PASSIONATE customers who love doing business with you — that’s an aspiration that matters only to consumer-market companies, right? Manufacturing and industrial companies, whose buyers base decisions on a cold assessment of product features and price, don’t put much stock in loyalty, right?
It turns out that even in business-to-business markets, customer loyalty can accelerate growth and create a competitive advantage. In our studies of loyalty metrics for B2B companies, we found:
Customers who are “promoters” of a company have an average lifetime value between three and 12 times that of “detractors,” depending on the industry and customer segment.
Promoters stay longer with the company, buy more products, usually cost less to serve and are more likely to refer the supplier to colleagues.
Greater loyalty correlates closely with higher market share, a higher share of the customer’s spending and higher profitability.
As a result, B2B loyalty leaders tend to grow four to eight percentage points above their market’s annual growth.
But loyalty has become an even tougher nut to crack: In a recent survey by Bain & Co of 290 executives in B2B industries throughout 11 countries, two-thirds of respondents said customers are less loyal than they used to be. The challenge of building loyal customers is compounded by the structure of B2B industries, with their complicated channel structures, concentrated buyer communities and large accounts with many people influencing the relationship.

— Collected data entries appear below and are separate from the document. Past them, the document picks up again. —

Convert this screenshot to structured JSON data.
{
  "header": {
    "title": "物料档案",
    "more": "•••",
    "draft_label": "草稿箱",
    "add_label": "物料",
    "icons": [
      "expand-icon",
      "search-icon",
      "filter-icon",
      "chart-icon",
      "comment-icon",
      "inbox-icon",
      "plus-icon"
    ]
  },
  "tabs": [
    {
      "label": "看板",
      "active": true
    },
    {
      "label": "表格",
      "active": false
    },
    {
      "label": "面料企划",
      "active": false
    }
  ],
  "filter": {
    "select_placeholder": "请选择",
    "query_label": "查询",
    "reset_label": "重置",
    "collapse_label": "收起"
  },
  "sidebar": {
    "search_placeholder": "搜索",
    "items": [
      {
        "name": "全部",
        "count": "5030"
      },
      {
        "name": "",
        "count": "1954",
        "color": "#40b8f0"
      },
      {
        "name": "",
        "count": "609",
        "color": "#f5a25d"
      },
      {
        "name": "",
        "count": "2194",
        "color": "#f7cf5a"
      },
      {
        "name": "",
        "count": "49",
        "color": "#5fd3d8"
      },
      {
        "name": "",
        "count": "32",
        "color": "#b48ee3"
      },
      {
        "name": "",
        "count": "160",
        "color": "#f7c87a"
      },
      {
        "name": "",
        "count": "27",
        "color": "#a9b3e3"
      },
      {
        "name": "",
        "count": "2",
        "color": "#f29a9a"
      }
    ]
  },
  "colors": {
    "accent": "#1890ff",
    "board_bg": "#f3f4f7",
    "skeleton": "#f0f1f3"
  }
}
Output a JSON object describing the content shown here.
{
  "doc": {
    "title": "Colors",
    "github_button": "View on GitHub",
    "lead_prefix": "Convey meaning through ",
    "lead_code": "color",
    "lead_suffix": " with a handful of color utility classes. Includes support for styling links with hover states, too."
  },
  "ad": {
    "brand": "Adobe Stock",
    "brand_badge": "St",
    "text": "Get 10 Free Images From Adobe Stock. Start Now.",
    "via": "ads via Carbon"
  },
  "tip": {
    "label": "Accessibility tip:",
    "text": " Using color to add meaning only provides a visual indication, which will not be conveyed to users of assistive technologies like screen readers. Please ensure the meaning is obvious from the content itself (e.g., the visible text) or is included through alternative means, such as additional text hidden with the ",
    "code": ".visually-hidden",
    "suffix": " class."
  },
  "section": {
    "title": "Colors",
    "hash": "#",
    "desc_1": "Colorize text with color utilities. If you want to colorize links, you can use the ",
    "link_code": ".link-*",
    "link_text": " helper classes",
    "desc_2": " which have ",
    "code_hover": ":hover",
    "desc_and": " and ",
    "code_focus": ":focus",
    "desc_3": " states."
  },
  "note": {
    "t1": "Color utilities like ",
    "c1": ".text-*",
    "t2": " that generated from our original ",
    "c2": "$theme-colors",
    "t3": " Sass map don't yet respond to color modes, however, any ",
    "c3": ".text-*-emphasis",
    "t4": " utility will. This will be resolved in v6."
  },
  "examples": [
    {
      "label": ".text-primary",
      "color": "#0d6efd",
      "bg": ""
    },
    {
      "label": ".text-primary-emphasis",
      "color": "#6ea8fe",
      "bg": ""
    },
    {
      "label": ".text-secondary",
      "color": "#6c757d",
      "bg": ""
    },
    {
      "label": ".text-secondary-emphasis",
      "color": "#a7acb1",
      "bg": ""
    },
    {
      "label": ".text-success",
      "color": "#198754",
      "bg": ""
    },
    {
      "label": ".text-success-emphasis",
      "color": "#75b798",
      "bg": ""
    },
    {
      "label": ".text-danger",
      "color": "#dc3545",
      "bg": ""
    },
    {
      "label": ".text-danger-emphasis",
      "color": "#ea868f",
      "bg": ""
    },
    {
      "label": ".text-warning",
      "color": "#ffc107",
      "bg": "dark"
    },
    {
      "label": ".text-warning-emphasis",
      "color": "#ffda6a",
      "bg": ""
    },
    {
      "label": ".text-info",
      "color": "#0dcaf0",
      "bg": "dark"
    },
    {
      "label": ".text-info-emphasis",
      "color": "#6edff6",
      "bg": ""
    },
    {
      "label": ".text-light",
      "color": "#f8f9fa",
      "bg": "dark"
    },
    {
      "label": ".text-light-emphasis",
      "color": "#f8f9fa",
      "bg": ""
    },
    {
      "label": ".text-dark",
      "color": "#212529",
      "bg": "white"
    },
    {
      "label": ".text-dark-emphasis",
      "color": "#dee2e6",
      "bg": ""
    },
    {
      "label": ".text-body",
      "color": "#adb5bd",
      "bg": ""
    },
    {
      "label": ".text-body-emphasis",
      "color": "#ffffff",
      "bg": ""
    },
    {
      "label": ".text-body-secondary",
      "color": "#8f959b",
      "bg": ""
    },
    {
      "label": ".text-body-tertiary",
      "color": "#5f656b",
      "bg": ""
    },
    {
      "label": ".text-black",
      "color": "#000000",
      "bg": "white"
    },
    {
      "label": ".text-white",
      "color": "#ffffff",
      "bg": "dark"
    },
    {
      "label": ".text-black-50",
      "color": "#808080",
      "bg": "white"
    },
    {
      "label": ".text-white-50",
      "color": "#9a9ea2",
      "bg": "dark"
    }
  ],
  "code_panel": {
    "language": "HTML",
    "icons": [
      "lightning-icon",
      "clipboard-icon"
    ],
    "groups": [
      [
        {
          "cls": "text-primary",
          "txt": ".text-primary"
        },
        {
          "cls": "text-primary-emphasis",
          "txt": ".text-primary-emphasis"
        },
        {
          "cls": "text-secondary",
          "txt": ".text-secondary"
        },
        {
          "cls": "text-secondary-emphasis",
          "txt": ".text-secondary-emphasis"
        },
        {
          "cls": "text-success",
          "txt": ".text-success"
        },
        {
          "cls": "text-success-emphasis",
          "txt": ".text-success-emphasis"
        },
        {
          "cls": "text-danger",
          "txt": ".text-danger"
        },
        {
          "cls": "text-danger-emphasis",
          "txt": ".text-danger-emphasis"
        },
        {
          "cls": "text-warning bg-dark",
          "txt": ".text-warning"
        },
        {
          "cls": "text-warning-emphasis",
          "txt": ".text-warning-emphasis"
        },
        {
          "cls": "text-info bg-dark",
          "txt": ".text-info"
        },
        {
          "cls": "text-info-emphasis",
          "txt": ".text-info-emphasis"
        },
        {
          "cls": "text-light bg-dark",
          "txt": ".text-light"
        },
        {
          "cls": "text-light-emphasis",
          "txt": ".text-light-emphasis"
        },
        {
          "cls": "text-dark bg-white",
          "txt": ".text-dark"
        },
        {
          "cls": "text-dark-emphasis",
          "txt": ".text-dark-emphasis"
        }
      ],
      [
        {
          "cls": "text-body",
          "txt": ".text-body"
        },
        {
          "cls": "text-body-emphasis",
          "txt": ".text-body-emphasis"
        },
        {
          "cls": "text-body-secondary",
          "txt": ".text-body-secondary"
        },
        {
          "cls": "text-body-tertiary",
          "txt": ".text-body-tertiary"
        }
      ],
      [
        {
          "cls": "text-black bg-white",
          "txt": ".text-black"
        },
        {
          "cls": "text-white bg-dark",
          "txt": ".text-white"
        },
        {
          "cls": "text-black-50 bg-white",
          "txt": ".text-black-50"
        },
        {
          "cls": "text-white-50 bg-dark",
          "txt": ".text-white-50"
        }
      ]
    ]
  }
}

Take, for example, Dürr, the German supplier of paint and assembly shops. Each of its 40 accounts is a huge automotive manufacturer with hundreds of decision-makers and influencers. So mapping Dürr employees with customer contacts — a prerequisite to marketing to them — is complex.
Despite the challenges, some B2B companies have managed to earn strong loyalty. What do they have in common? First, they identify the things that truly delight or annoy customers through short, frequent surveys after key episodes, such as a new contract negotiation. When they market to distributors or other intermediaries, they also seek out feedback from retailers and end users.
Tata Steel Wire Division, for instance, has long marketed steel wires to distributors in India, but the company tended to view its end users as a homogeneous group. It didn’t know how different types of farmers and growers used the wire and what features were most valuable to them. As the market grew more competitive, the division realized it needed a better understanding of its end users. Working closely with its distributors, the company spoke with 1,100 end users and more than 200 retailers, contractors and other influencers.
These conversations revealed that some customers were willing to pay more for premium products. Some farmers prized durability because, if the wire broke, entire rows of grapes would fall and rot. Others valued ease of installation, so that they could install a fence in one section of the farm for a crop’s growing season, then dismantle it and reinstall it elsewhere for a new crop.
This sort of customer feedback helps B2B companies decide where to place their bets. At Tata’s Wire Division, feedback from farmers and retailers led the company to design a new wire product with an advanced protective coating for durability. Sub-branded as Farming Gold, the wire comes with a 15-year warranty, approval by an external testing lab and a price 25 percent higher than the existing product. Early results show Farming Gold to be one of the most profitable wire products in the company’s portfolio, and the company is working on sub-brands for security-conscious and do-it-yourself customer segments.
Bringing the voice of the customer into B2B marketing decisions also requires other departments to collaborate more closely with one another and with external partners. E.ON, a multinational power and gas company based in Germany, learned this lesson in one of its country operations that relies on third-party agencies to acquire new small- and medium-size business customers. Feedback from newly signed customers showed significant gaps between the rebates, tariffs and features that customers thought they would receive, and what E.ON actually provided. This disconnect prompted a stream of calls from confused business owners.
In response, E.ON invested in support tools and training session for its agencies to convey more accurate information. It established quality targets as part of the agencies’ compensation, in order to motivate the desired behavior and reward the best agencies. Early results show that E.ON’s new small-business customers in that particular country have recently been brought on board with greater clarity and fewer complaints.
Business buyers often demonstrate the same intense advocacy for a trusted supplier that consumers show for their favored brand of shoes or smartphones. The payoff: Many leaders in industries ranging from manufacturing to financial services to healthcare are relying on loyalty to grow their businesses.
David Michels is a Zurich-based partner in Bain & Company’s Customer Strategy & Marketing practice. Ellon Xu is a principal based in Shanghai and a member of the firm’s Healthcare and Customer Strategy & Marketing practices.